Statistics and pundits—those oft-maligned liars—share the same stories: we are more highly regulated than ever before. While the Federal Register has hovered around 80,000 pages per year, the Code of Federal Regulations has added nearly 45,000 pages since 2010. Unsurprisingly, confusion abounds in this tangled web of regulations. Imagine a simple regulatory “sandbox,” having four corners in which you can play (that is, legal spots in which companies can operate). Facing regulation from as many as 12 bodies (and often more!), how can the average financial services broker find a safe spot to play in a sandbox that now has 3,972 sides?
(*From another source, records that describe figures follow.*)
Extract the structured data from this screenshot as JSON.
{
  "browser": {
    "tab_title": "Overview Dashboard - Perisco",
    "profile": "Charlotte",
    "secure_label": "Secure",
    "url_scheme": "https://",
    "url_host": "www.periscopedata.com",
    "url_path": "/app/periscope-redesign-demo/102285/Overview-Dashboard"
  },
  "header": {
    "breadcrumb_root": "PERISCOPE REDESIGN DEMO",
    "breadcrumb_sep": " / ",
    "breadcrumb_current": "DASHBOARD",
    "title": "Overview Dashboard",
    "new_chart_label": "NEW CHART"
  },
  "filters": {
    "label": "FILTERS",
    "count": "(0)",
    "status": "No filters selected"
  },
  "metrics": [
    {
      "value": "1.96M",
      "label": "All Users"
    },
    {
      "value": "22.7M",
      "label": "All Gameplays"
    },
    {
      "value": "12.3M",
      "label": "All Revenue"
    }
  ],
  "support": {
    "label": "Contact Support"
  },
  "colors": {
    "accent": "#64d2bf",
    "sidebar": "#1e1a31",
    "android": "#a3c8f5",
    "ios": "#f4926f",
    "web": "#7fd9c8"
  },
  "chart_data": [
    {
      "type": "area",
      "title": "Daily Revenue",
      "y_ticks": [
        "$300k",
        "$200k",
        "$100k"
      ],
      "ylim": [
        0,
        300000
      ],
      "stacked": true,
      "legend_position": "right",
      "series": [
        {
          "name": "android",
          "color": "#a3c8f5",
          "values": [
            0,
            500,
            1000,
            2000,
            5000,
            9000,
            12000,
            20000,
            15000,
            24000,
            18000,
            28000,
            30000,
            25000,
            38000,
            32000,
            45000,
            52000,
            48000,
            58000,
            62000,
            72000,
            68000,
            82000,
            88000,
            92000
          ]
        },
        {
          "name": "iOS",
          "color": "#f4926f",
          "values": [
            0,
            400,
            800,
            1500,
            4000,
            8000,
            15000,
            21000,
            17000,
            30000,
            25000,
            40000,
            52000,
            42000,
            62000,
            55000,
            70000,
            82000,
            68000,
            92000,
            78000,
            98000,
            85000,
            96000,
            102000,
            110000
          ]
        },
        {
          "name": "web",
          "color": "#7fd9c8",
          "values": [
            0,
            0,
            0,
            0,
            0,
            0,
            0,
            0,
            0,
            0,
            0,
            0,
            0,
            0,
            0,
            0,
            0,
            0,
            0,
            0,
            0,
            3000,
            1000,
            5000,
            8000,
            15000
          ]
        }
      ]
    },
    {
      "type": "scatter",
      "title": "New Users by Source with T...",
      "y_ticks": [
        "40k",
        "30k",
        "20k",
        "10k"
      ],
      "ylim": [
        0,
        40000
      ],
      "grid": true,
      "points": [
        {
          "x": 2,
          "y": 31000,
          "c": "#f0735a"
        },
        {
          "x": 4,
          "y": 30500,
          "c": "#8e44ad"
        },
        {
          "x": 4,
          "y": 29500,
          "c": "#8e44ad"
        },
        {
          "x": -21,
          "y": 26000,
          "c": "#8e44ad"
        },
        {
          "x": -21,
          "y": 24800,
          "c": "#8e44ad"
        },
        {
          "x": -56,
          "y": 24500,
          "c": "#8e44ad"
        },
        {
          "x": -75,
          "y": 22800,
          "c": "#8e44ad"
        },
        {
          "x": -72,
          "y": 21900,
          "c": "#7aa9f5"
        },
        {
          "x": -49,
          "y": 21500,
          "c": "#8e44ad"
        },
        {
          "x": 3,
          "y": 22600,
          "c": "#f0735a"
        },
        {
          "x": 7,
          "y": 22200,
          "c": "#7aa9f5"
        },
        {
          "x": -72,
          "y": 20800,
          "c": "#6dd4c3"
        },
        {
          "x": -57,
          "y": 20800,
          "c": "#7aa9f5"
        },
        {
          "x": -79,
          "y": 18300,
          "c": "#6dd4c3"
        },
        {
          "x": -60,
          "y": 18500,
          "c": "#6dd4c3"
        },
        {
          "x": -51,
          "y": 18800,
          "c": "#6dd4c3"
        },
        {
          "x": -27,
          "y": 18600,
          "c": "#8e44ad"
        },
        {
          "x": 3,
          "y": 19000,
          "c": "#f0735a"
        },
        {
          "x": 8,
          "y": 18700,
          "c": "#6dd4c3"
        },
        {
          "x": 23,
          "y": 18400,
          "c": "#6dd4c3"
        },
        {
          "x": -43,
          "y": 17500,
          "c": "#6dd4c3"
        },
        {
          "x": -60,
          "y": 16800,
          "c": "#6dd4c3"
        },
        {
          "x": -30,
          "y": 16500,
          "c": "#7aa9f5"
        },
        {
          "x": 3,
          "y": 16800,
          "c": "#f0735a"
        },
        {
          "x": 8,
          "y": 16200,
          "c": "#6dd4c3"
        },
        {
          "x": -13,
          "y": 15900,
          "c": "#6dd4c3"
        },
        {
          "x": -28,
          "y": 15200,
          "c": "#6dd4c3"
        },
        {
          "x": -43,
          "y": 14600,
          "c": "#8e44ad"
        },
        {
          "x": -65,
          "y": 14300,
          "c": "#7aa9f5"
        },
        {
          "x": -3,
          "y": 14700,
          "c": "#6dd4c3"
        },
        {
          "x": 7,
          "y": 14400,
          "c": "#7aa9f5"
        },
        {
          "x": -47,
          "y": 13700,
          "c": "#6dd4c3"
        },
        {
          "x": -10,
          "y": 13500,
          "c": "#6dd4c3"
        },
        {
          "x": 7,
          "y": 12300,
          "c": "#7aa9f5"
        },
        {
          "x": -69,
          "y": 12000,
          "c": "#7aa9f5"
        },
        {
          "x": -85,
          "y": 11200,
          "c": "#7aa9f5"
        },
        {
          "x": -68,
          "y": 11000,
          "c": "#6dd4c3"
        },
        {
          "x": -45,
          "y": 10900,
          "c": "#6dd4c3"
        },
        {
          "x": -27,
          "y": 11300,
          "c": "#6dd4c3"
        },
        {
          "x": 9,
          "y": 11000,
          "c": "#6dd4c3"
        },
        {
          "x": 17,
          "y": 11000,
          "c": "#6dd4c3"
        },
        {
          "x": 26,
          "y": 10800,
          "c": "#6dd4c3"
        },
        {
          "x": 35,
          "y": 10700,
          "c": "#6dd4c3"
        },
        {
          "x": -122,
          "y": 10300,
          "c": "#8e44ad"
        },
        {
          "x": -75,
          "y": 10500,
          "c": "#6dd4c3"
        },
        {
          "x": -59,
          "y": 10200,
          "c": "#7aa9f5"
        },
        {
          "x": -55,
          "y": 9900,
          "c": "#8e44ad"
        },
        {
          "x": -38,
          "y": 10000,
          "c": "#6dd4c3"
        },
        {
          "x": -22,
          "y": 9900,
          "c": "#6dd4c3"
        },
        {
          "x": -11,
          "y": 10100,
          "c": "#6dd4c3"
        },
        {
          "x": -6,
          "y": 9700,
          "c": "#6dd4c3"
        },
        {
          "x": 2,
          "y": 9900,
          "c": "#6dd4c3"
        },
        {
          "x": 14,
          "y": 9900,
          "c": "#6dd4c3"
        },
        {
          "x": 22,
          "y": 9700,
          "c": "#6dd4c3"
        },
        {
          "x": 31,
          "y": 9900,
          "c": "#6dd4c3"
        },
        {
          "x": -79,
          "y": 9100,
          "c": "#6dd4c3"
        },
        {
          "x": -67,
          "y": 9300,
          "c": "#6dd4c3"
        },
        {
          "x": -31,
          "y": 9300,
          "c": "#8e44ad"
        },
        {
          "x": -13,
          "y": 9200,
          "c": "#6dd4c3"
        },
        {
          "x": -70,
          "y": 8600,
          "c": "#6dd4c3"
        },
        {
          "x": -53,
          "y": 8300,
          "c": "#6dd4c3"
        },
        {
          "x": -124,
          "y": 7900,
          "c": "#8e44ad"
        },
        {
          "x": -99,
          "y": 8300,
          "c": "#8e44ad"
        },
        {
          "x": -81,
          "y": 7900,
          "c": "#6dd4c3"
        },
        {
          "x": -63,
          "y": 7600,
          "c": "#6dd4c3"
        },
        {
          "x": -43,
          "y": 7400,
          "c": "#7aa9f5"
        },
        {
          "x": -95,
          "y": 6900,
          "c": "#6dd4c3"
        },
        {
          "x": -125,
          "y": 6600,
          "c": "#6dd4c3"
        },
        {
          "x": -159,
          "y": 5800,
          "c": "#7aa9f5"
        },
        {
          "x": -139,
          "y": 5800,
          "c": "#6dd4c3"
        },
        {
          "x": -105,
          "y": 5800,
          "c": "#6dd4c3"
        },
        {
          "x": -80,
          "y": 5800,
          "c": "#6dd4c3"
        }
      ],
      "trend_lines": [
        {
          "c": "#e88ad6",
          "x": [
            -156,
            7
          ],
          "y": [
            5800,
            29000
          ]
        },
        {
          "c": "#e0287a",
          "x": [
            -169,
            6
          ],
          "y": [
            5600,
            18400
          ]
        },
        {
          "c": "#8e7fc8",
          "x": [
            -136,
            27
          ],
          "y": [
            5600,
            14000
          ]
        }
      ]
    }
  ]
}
We conducted a lexical analysis of financial service regulatory rulebooks to see where they rank on a spectrum from simplicity to cross-rule complexity. After removing basic words (like “the”, “a”, etc.), we tested for the number of unique words, with more unique words indicating greater clarity. The results were not surprising:
Admittedly, the Exchanges’ rulebooks that show the highest level of simplicity were calculated based on trade practice rules. Nonetheless, all calculations were done on a ratio basis. The higher the number, the smaller the regulatory sandbox. In other words, the higher percentages mean a higher degree of certainty and, thus, a higher ability of customers to manage their compliance risk.
The certainty of a smaller sandbox means lower regulatory costs for companies—a result that is clearly better for everyone.